A satire portraying a literal battle between books in the St. James library, together with fifteen other pieces
Swift's satire, written in 1697, describes the battle between ancient and modern books. At that time, "ancient" referred to the Greek classics and “modern” referred to books written in the 17th century. It was a rebuttal to authors who were writing that modern knowledge had surpassed the knowledge that had been available in earlier books. Swift argued that the essential ideas taught by Aristotle and others were just as valid and important as ever.

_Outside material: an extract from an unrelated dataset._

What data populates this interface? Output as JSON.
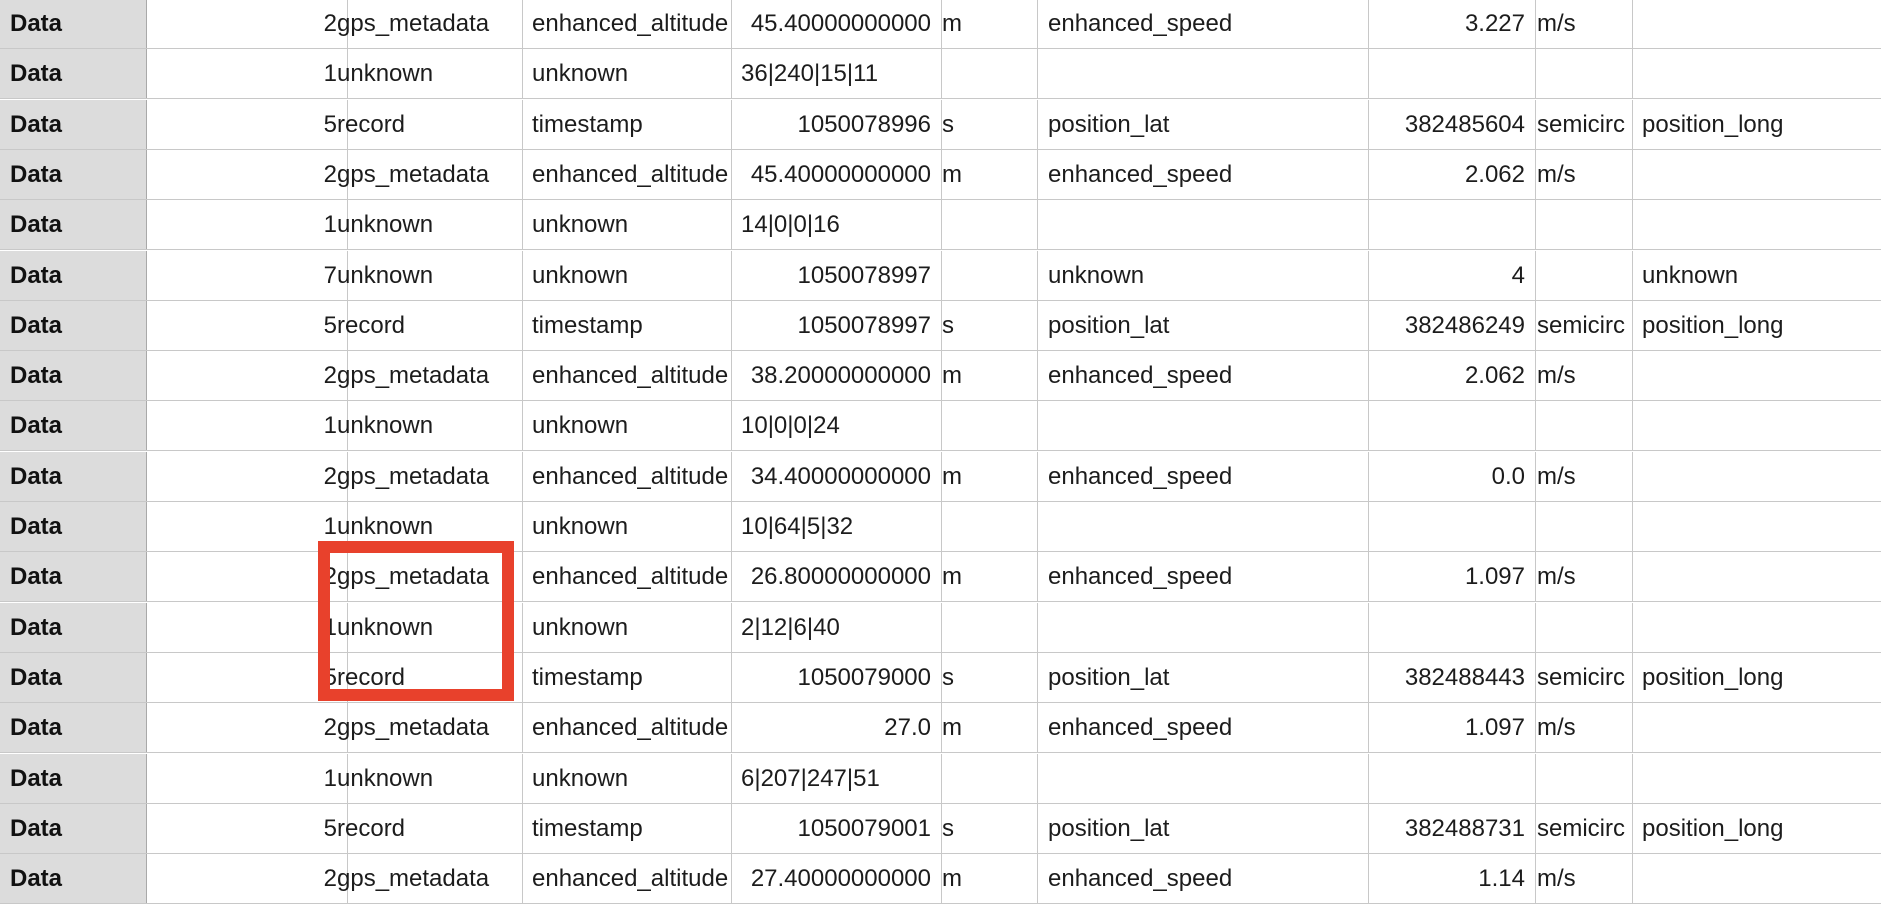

"The Battle of the Books" is the name of a short satire written by Jonathan Swift and published as part of the prolegomena to his A Tale of a Tub in 1704. It depicts a literal battle between books in the King's Library (housed in St James's Palace at the time of the writing), as ideas and authors struggle for supremacy. Because of the satire, "The Battle of the Books" has become a term for the Quarrel of the Ancients and the Moderns.
In France at the end of the seventeenth century, a minor furore arose over the question of whether contemporary learning had surpassed what was known by those in Classical Greece and Rome. The "moderns" (epitomised by Bernard le Bovier de Fontenelle) took the position that the modern age of science and reason was superior to the superstitious and limited world of Greece and Rome. In his opinion, modern man saw farther than the ancients ever could. The "ancients," for their part, argued that all that is necessary to be known was still to be found in Virgil, Cicero, Homer, and especially Aristotle.
This literary contest was re-enacted in miniature in England when Sir William Temple published an answer to Fontenelle entitled Of Ancient and Modern Learning in 1690. His essay introduced two metaphors to the debate that would be reused by later authors. First, he proposed that modern man was just a dwarf standing upon the "shoulders of giants" (that modern man saw farther because he begins with the observations and learning of the ancients). They possessed a clear view of nature, and modern man only reflected/refined their vision. These metaphors, of the dwarf/giant and the reflecting/emanative light, would show up in Swift's satire and others. Temple's essay was answered by Richard Bentley, the classicist and William Wotton, the critic. Temple's friends/clients, sometimes known as the "Christ Church Wits," referring to their association with Christ Church, Oxford and the guidance of Francis Atterbury, then attacked the "moderns" (and Wotton in particular). The debate in England lasted only for a few years.